Through her painting, the artist says, the objects take on ‘personality’. This idea is underscored by the strong, vivid colours and the vigour that emanates from them. They represent a decidedly contemporary approach for Dumet, reminiscent of Henri Matisse (1869–1954) in their saturated appearance. Like Matisse and other Fauvist painters, Dumet eschews pictorial depth, revealing an attempt to create a poetic space solely through the presence of colour.
The fundamental idea of visualising vanitas and reformulating it for relevance today extends across traditional subjects such as flowers, food, and utilitarian objects, but also goes beyond them. Dumet captures ephemeral consumer goods like women's shoes or handbags on her canvases, transcending the fashion season. Their transience, an essential feature of many fashion accessories, is preserved in her art.

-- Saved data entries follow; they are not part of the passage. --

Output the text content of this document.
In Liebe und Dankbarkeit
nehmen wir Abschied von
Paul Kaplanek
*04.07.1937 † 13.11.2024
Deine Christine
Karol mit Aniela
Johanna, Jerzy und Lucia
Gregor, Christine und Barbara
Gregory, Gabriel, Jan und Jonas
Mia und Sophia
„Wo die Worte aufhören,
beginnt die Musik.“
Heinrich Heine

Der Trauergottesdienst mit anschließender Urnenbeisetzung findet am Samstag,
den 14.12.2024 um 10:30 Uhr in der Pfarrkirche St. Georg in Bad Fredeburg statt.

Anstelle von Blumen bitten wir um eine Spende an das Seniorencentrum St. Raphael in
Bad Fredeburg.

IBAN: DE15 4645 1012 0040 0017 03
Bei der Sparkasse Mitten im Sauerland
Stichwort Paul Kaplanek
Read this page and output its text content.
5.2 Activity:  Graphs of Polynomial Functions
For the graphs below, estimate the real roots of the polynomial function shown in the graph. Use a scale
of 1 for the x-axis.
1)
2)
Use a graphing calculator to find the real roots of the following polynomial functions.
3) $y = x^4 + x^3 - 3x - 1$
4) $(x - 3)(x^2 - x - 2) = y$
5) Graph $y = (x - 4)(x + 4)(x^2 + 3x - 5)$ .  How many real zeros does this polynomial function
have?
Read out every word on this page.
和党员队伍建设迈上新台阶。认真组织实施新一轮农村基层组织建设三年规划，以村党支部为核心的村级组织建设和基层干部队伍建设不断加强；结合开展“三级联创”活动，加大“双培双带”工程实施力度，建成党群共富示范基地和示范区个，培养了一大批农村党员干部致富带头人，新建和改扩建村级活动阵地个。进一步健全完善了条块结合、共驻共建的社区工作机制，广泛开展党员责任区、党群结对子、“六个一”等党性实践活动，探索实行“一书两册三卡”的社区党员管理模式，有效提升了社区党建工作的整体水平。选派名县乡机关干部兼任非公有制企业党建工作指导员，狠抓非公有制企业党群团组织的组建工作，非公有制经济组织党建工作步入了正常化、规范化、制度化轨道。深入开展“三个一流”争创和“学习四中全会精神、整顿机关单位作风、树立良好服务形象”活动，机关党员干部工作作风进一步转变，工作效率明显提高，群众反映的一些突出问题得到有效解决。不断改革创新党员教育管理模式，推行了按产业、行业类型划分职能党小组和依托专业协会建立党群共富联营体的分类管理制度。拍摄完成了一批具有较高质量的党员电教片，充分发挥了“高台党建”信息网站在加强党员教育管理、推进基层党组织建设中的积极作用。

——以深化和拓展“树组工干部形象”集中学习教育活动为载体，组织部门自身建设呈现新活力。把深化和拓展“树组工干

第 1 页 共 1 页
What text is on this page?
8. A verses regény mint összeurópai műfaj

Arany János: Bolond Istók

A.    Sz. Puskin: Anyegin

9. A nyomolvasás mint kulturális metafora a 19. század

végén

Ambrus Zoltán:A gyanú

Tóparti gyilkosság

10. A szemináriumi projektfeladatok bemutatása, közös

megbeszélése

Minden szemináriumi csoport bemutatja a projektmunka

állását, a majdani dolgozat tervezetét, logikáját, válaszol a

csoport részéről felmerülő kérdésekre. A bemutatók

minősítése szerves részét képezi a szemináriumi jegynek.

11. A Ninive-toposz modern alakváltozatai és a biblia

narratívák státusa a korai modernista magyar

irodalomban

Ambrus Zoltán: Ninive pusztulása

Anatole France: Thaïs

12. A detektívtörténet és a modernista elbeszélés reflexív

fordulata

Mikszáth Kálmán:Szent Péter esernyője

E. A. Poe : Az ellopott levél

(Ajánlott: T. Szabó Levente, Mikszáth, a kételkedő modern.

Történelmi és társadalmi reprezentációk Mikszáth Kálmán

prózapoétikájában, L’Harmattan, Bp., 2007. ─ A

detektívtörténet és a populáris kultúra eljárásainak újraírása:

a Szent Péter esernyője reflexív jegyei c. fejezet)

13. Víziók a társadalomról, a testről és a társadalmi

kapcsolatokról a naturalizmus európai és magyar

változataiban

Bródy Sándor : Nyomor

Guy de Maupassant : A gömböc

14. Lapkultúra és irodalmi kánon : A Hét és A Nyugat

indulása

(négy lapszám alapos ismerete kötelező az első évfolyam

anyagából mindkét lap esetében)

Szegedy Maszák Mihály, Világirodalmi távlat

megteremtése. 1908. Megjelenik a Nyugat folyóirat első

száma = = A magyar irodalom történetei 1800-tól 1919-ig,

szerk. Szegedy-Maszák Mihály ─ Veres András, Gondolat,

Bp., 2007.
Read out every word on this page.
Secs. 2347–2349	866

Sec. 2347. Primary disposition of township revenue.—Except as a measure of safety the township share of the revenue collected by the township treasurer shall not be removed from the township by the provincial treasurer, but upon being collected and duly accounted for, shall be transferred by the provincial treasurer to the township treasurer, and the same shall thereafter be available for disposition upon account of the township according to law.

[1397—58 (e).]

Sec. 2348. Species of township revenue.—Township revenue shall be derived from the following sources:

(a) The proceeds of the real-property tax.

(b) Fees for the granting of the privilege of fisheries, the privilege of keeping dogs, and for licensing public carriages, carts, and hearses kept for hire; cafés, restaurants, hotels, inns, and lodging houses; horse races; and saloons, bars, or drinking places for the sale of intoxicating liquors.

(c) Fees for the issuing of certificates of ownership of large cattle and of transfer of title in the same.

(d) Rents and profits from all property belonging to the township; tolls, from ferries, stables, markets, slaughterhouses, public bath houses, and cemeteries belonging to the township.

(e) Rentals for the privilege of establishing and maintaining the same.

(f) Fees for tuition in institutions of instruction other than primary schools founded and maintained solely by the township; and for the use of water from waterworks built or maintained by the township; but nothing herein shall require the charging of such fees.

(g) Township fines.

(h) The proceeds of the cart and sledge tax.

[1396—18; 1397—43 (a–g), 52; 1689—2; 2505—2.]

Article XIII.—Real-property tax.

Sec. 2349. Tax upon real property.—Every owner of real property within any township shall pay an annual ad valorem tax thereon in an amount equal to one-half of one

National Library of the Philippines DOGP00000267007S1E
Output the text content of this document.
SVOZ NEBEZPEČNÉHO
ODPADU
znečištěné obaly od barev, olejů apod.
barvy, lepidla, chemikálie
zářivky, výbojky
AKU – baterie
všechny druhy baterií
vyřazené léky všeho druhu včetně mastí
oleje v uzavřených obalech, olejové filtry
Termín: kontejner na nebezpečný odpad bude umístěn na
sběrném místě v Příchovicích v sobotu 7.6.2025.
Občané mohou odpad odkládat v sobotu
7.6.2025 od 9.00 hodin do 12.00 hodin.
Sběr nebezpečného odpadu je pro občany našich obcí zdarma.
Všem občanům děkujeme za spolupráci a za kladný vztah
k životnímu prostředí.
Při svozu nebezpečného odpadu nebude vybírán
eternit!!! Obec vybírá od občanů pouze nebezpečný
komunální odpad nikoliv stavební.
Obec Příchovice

Dumet's restaurant paintings represent a remarkable series of works. On a table seen from above, dishes and food are not festively set, but rather we see the table after the meal, with visible vestiges. This snapshot, reminiscent of the sculptural works of Swiss artist Daniel Spoerri (b. 1930), is depicted by Dumet through painting and collage. More than just the leftovers, Dumet's depiction captures the situation in which the idea for the picture was born: a meal with friends, connected with memories of cherished people, a beautiful evening and good conversations. She later sticks the restaurant bill onto the picture, the only non-painterly object in these works. Here, Dumet dares to play with capitalism, as the bill will ultimately be settled by the patron who buys the work.
For the artist, extending her painting as an opening to space is tantamount to a window, an opening ‘into another world’. Her play of concealing and revealing is demonstrated in her three-dimensional works by the possibility of opening and closing her paintings, which she conceives as triptychs with hinges, reminiscent of an altarpiece. However, the views are of cupboards as they stand against or hang on walls. Once opened, they reveal their contents: crockery, food, household objects. For Dumet, the view into the painted cupboards is simultaneously a view into an extérieur. In other paintings, she depicts intérieurs, still views of space that captivate the eye, convey moods and challenge the imagination. Here too, through painterly means and with an eye to art history in form and theme, Dumet evokes a timeless vibrancy.
Johanna Dumet was born in 1991 in Guéret, France. She lives and works in Berlin.